Courtesy Sanjay Gupta

Neurosurgeon and journalist Sanjay Gupta reports for CNN from a medical unit on the front lines in Iraq.


But moving health care professionals into the forward zone raised questions. “The conflict was this: do you take health professionals and expose them to the risk? The answer has been yes,” Gupta said.

He recounted the moment when he first saw a physician carrying a stethoscope in one hand and a gun in the other—a sight that became familiar on the front lines. “It was striking to me as a physician and a civilian,” he recounted. “But that is the awkward dance that surgeon-soldiers have to deal with. It has made them more a part of the battle experience. They have come under attack and have had to defend themselves.”

I asked about whether he noticed ambivalence among these physician-soldiers, who literally with one hand were saving lives and with the other were prepared to take them in their own defense. Gupta said they did not. “The fact that they did not was the most interesting to me. They talked about how they did both.”

Saving the Enemy
If there was any ambivalence, it was when they had to take care of individuals who had previously killed or attacked U.S. soldiers. Gupta related a dramatic event he watched unfold. During his time there, he had gotten to know two marines very well. They were young, perhaps not even 20 years old. One day, as they were clearing a site of mines, one of the soldiers was shot in the neck and killed by a sniper. The second soldier shot the sniper. Then the soldier grabbed the sniper and instead of ending his life, saved it. “He brought the sniper into the medical camp, where he was operated on,” Gupta said. “This was striking to me on so many levels. A 19-year-old kid had to make a decision. This is the nature of the beast—doctors take care of the patient no matter who he is.”

While the advent of FSTs has brought important capabilities to the front lines, improvisation and making-do in a tent in the desert in the middle of a battlefield is still a fact of life. Gupta observed this as a journalist and lived it as a neurosurgeon. “At home, we are so used to incredible access to technology. But look at what we can accomplish with very little. In an era of increasing health care costs, there might be a time when we can learn to be more efficient. On the battlefield, you have to be efficient, and the whole process by which military medicine is practiced relies on this.”

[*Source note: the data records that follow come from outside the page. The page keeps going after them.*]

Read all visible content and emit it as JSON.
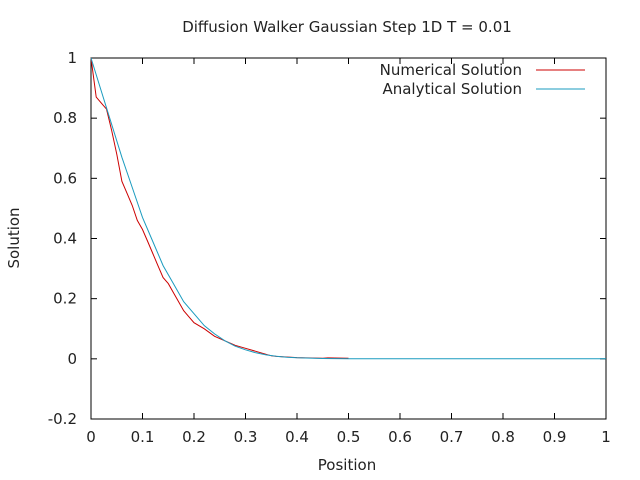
{
  "chart_data": {
    "type": "line",
    "title": "Diffusion Walker Gaussian Step 1D T = 0.01",
    "xlabel": "Position",
    "ylabel": "Solution",
    "xlim": [
      0,
      1
    ],
    "ylim": [
      -0.2,
      1
    ],
    "xticks": [
      "0",
      "0.1",
      "0.2",
      "0.3",
      "0.4",
      "0.5",
      "0.6",
      "0.7",
      "0.8",
      "0.9",
      "1"
    ],
    "yticks": [
      "-0.2",
      "0",
      "0.2",
      "0.4",
      "0.6",
      "0.8",
      "1"
    ],
    "grid": false,
    "legend_position": "top-right",
    "series": [
      {
        "name": "Numerical Solution",
        "color": "#cc0000",
        "x": [
          0,
          0.01,
          0.02,
          0.03,
          0.04,
          0.05,
          0.06,
          0.07,
          0.08,
          0.09,
          0.1,
          0.11,
          0.12,
          0.13,
          0.14,
          0.15,
          0.16,
          0.17,
          0.18,
          0.19,
          0.2,
          0.22,
          0.24,
          0.26,
          0.28,
          0.3,
          0.32,
          0.34,
          0.35,
          0.36,
          0.4,
          0.45,
          0.46,
          0.5
        ],
        "y": [
          1.0,
          0.87,
          0.85,
          0.83,
          0.76,
          0.68,
          0.59,
          0.55,
          0.51,
          0.46,
          0.43,
          0.39,
          0.35,
          0.31,
          0.27,
          0.25,
          0.22,
          0.19,
          0.16,
          0.14,
          0.12,
          0.1,
          0.075,
          0.06,
          0.045,
          0.035,
          0.025,
          0.015,
          0.01,
          0.008,
          0.004,
          0.002,
          0.003,
          0.002
        ]
      },
      {
        "name": "Analytical Solution",
        "color": "#1a9bbf",
        "x": [
          0,
          0.02,
          0.04,
          0.06,
          0.08,
          0.1,
          0.12,
          0.14,
          0.16,
          0.18,
          0.2,
          0.22,
          0.24,
          0.26,
          0.28,
          0.3,
          0.32,
          0.34,
          0.36,
          0.38,
          0.4,
          0.45,
          0.5,
          0.6,
          0.7,
          0.8,
          0.9,
          1.0
        ],
        "y": [
          1.0,
          0.89,
          0.78,
          0.67,
          0.57,
          0.47,
          0.39,
          0.31,
          0.25,
          0.19,
          0.15,
          0.11,
          0.083,
          0.06,
          0.042,
          0.03,
          0.02,
          0.013,
          0.0085,
          0.0054,
          0.0034,
          0.001,
          0.0003,
          0,
          0,
          0,
          0,
          0
        ]
      }
    ]
  }
}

“These are truly selfless people... They are heroes on so many levels: they save others, and they put themselves in harm’s way.”

Gupta operated on five separate occasions in which the wounded would not have survived transport to a facility equipped to handle their injuries. Yet the military was not set up to do neurosurgery in the field. So Gupta and his colleagues had to be creative. To perform craniotomies, he sterilized and used a drill meant to set up the tents. And he was able to fashion the interior of a sterile saline bag into an outer layer to cover the brain after surgery, protecting the patient from dangerous infections.

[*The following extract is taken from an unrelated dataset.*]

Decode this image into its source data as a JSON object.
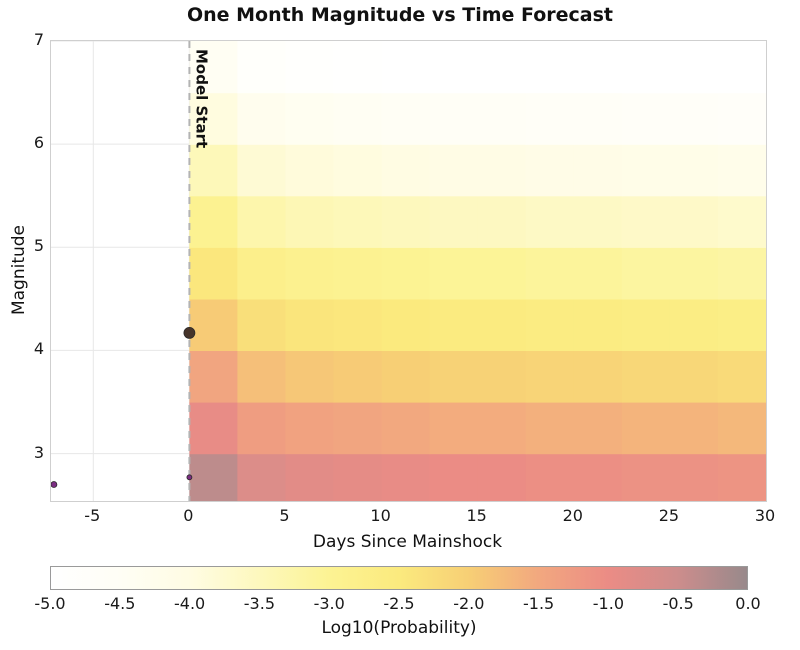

Yet Gupta’s dual role as a journalist and physician drew some criticism from fellow journalists and observers of the profession. He was surprised that there were concerns: “I went to Iraq as a journalist, though the doctors there knew I had a background in neurosurgery. They asked for my help when someone was injured, and who had no chance of survival without immediate surgery. Of course I said yes—this is what doctors do. It’s ludicrous that people would think otherwise.”

Gupta describes his experience with the Devil Docs as “life-altering.”

“These are truly selfless people,” he said. “A lot of them don’t have to do what they do—they have great practices back home, but they wanted to do this for their country. They are heroes on so many levels: they save others, and they put themselves in harm’s way.”

The opinions expressed in this column are not necessarily those of Harvard Medical School, its affiliated institutions, or Harvard University.